Para dar otro ejemplo, encontré que en un artículo muy bien considerado, el incremento en la producción de algodón en los Estados Unidos entre 1850 y 1860, en comparación con lo producido entre 1860 y 1880—un hecho esencial para el argumento que se estaba expresando—había sido mensurado con un enorme error, en parte debido a que los investigadores originales habían asumido que un fardo de algodón contenía la misma cantidad de pelusa en cada una de estas tres fechas, mientras que la cantidad de pelusa por fardo había aumentado en realidad de 400 libras en 1850, a 445 libras en 1860, y a 453 libras en 1880. Los investigadores habían efectuado declaraciones falsas de los hechos porque habían asumido erróneamente que en los años tomados en consideración un “fardo” había significado una unidad de peso constante, mientras que, de hecho, esta unidad de medida había variado con el tiempo. (Véase Robert McGuire y Robert Higgs, “Cotton, Corn, and Risk in the Nineteenth Century: Another View”, Explorations in Economic History 14 [Abril 1977]: 169).
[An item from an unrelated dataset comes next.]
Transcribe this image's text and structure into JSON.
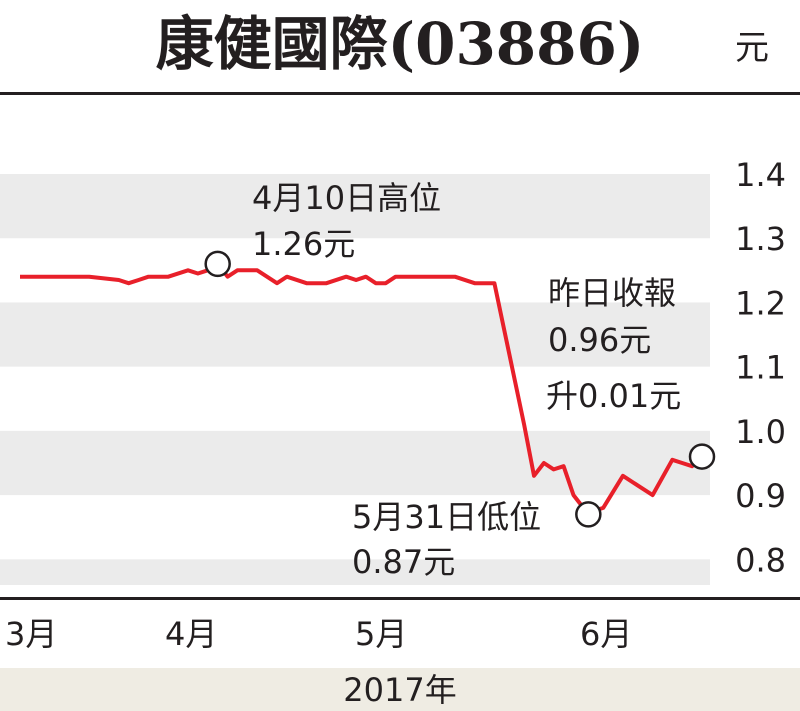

En otra ocasión, mientras revisaba un importante libro escrito por un profesor de una universidad líder, descubrí que, si bien las conclusiones del autor dependían de simulaciones derivadas de un sistema de ecuaciones simultáneas, una de las ecuaciones se encontraba expresada en una forma carente de sentido que requería que incomparables unidades (cantidades físicas y valores en dólares) fuesen añadidas, y otra ecuación estaba expresada en una forma que producía valores negativos carentes de todo sentido económico. Preocupado por estos descubrimientos, llamé al autor por teléfono para preguntarle acerca de los errores. Se sorprendió de mi “cuidadosa lectura”, pero no pareció estar especialmente alicaído. Al parecer, confundido como para explicar cómo tales groseros errores llegaron a su libro, me aseguró que a pesar de que sin lugar a dudas ellos se encontraban en el texto, no habían estado presentes en las ecuaciones que en verdad utilizó para efectuar sus cientos de simulaciones. Porque yo no podía ver cómo su sistema de ecuaciones podría haber sido alterado para tornarlo completa e internamente consistente sin una reformulación radical, tuve una profunda sospecha de que su gran libro no era más que un monumento a lo que se conoce como el “principio GIGO”—sigla inglesa para “Garbage In, Garbage Out”, es decir “Basura entra, basura sale”. (Véase la reseña de Robert Higgs de Late Nineteenth-Century American Development: A General Equilibrium History, de Jeffrey G. Williamson, Agricultural History 49 [Octubre 1975]: 690-92).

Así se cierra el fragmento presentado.